The BSCP faced long odds in 1925. Despite its charismatic leadership, the union attracted only a small number of rank and file workers and at no point before 1937 did it enroll a majority of porters. Most black leaders outside the organization distrusted labor unions and, moreover, viewed George Pullman, whose company provided jobs, relatively high incomes, and a modicum of services to black employees, as an important ally of the black community, a reputation Pullman assiduously exploited in his effort to undermine the nascent union. Meanwhile, while the AFL granted federal-local status to individual BSCP locals, it refused to charter the all-black union as a full-fledged international.

Transforming his newspaper, The Messenger, into a propaganda vehicle for the BSCP and tirelessly campaigning on behalf of the union, over time Randolph convinced black leaders, clergymen, and newspaper editors that Pullman’s paternalism masked what was in fact a servile position for blacks within the company and a subtle recapitulation of the master-slave relationship. In the process, the BSCP became both a vehicle and a symbol of black advancement and, according to one historian, helped facilitate the “rise of protest politics in black America.”

On the labor front, the BSCP survived an aborted strike in 1928 and a precipitous drop in membership due to company opposition and the hardship of the Great Depression. A favorable turn in the political climate brought about by the New Deal, combined with the persistence of union leaders and members finally forced the company to recognize the BSCP in 1935. The AFL granted the BSCP an international charter that same year and, after protracted negotiations, the union won its first contract in 1937. Randolph used the BSCP and his own position in the AFL-CIO leadership as a wedge for breaking down racial segregation in the American labor movement. The BSCP also remained a source of inspiration and activism in African American communities, providing a training ground for future civil rights leaders like C.L. Dellums, E.D. Nixon, and of course Randolph himself.

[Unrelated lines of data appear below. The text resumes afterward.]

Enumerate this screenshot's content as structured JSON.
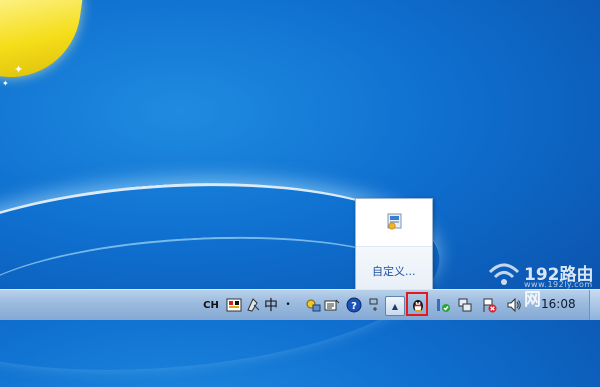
{
  "desktop": {
    "wallpaper_colors": [
      "#1f8be0",
      "#0a4fa8"
    ],
    "logo_color": "#f5de1a"
  },
  "overflow_popup": {
    "icon": "app-tile-icon",
    "customize_label": "自定义..."
  },
  "taskbar": {
    "language_indicator": "CH",
    "ime_label": "中",
    "ime_punct": "•",
    "tray_icons": [
      "input-method-icon",
      "ime-brush-icon",
      "ime-char-icon",
      "ime-settings-icon",
      "ime-keyboard-icon",
      "help-icon"
    ],
    "show_hidden_icons": "chevron-up-icon",
    "highlighted_icon": "qq-penguin-icon",
    "system_icons": [
      "security-shield-icon",
      "network-icon",
      "action-center-flag-icon",
      "volume-icon"
    ],
    "highlight_color": "#e6191f",
    "clock": "16:08"
  },
  "watermark": {
    "text": "192路由网",
    "subtext": "www.192ly.com"
  }
}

BSCP membership eroded steadily in the 1950s and 1960s due to the overall decline of the railroad industry. In 1971, it experienced a brief resurgence with the rise of Amtrak, a government-sponsored railway passenger service. However, in 1974 Amtrak made a contract with a rival union, the Hotel Employees and Restaurant Employees Union. The move was the final blow for the BSCP. In 1978 the BSCP merged with the Brotherhood of Railway Clerks, now known as the Transportation Communications International Union.